Lunit's SCOPE IO artificial intelligence platform has demonstrated significant predictive capabilities for immunotherapy response across multiple cancer types, with three studies presented at the European Society for Medical Oncology (ESMO) Congress 2025 in Berlin, Germany, from October 17-21.
The South Korean company's AI-powered histopathology platform analyzed routine tissue slides to generate biomarkers that successfully stratified patients based on their likelihood of responding to immune checkpoint inhibitor therapy across colorectal, kidney, and lung cancers.
Breakthrough Results in Colorectal Cancer
The most significant findings emerged from collaborative studies with the University of Pisa, Italy, examining patients with proficient mismatch repair (pMMR) metastatic colorectal cancer enrolled in the AtezoTRIBE and AVETRIC trials. SCOPE IO analyzed pre-treatment histology slides and quantified multiple cell types within the tumor microenvironment to generate biomarkers that divided patients into "biomarker-high" and "biomarker-low" groups.
In the AtezoTRIBE trial, biomarker-high patients treated with atezolizumab plus FOLFOXIRI/bevacizumab demonstrated significantly improved progression-free survival and overall survival compared to biomarker-low patients, while no such benefit was observed in the control arm. The AVETRIC cohort validation confirmed these improved survival outcomes for biomarker-high patients receiving ICI-based therapy.
These results address an urgent unmet medical need, as the findings suggest that an AI-derived tumor microenvironment biomarker could help identify patients with pMMR mCRC who are most likely to benefit from immunotherapy combinations.
Promising Outcomes in Kidney Cancer
A collaborative study with Yonsei University College of Medicine, Korea, evaluated AI-defined immune phenotypes in patients with advanced clear cell renal cell carcinoma (ccRCC). The research compared outcomes between patients treated with nivolumab plus ipilimumab (NIVO+IPI) versus sunitinib (SUN).

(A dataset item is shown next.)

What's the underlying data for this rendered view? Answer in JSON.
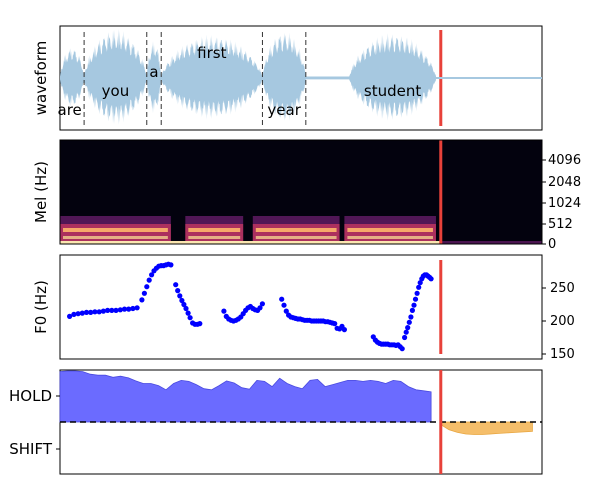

SCOPE IO classified tumors as inflamed or non-inflamed based on the density and spatial distribution of tumor-infiltrating lymphocytes. Patients with inflamed tumors treated with NIVO+IPI demonstrated significantly longer progression-free survival, overall survival, and notably higher response rates of 60.5% versus 23.2% compared to those with non-inflamed tumors. No such benefit was observed in the sunitinib treatment arm.
The findings were validated in an independent ccRCC cohort and aligned with inflamed gene expression signatures from The Cancer Genome Atlas, supporting AI-based immune phenotyping as a promising biomarker for guiding treatment selection between immunotherapy combinations and targeted therapies in first-line ccRCC treatment.
Validation in Lung Cancer
The third study, conducted with Japan's National Cancer Center Hospital East (NCCHE), further validated SCOPE IO's predictive power in non-small cell lung cancer (NSCLC) patients. In this multicenter prospective study, tumors classified as inflamed showed significantly better responses and longer survival with ICI therapy compared to non-inflamed tumors. Importantly, this difference was not observed among patients treated with cytotoxic chemotherapy, strengthening the evidence supporting SCOPE IO as a predictive biomarker specifically for immunotherapy benefit in NSCLC.
Clinical Implications and Future Directions
"These findings show the potential of Lunit SCOPE IO to help identify patients who will truly benefit from immunotherapy – whether in colorectal or kidney cancer – and to guide treatment strategies that can make cancer care more precise and effective," said Brandon Suh, CEO of Lunit.
The AI platform has previously demonstrated capabilities in identifying specific patterns in rare tumor samples that correlate with better treatment outcomes and improving HER2 biomarker evaluation in metastatic colorectal cancer patients undergoing HER2-targeted therapy.
SCOPE IO's ability to generate predictive biomarkers directly from routine pathology slides represents a significant advancement in precision oncology, potentially enabling more personalized treatment selection across multiple cancer types without requiring additional specialized testing.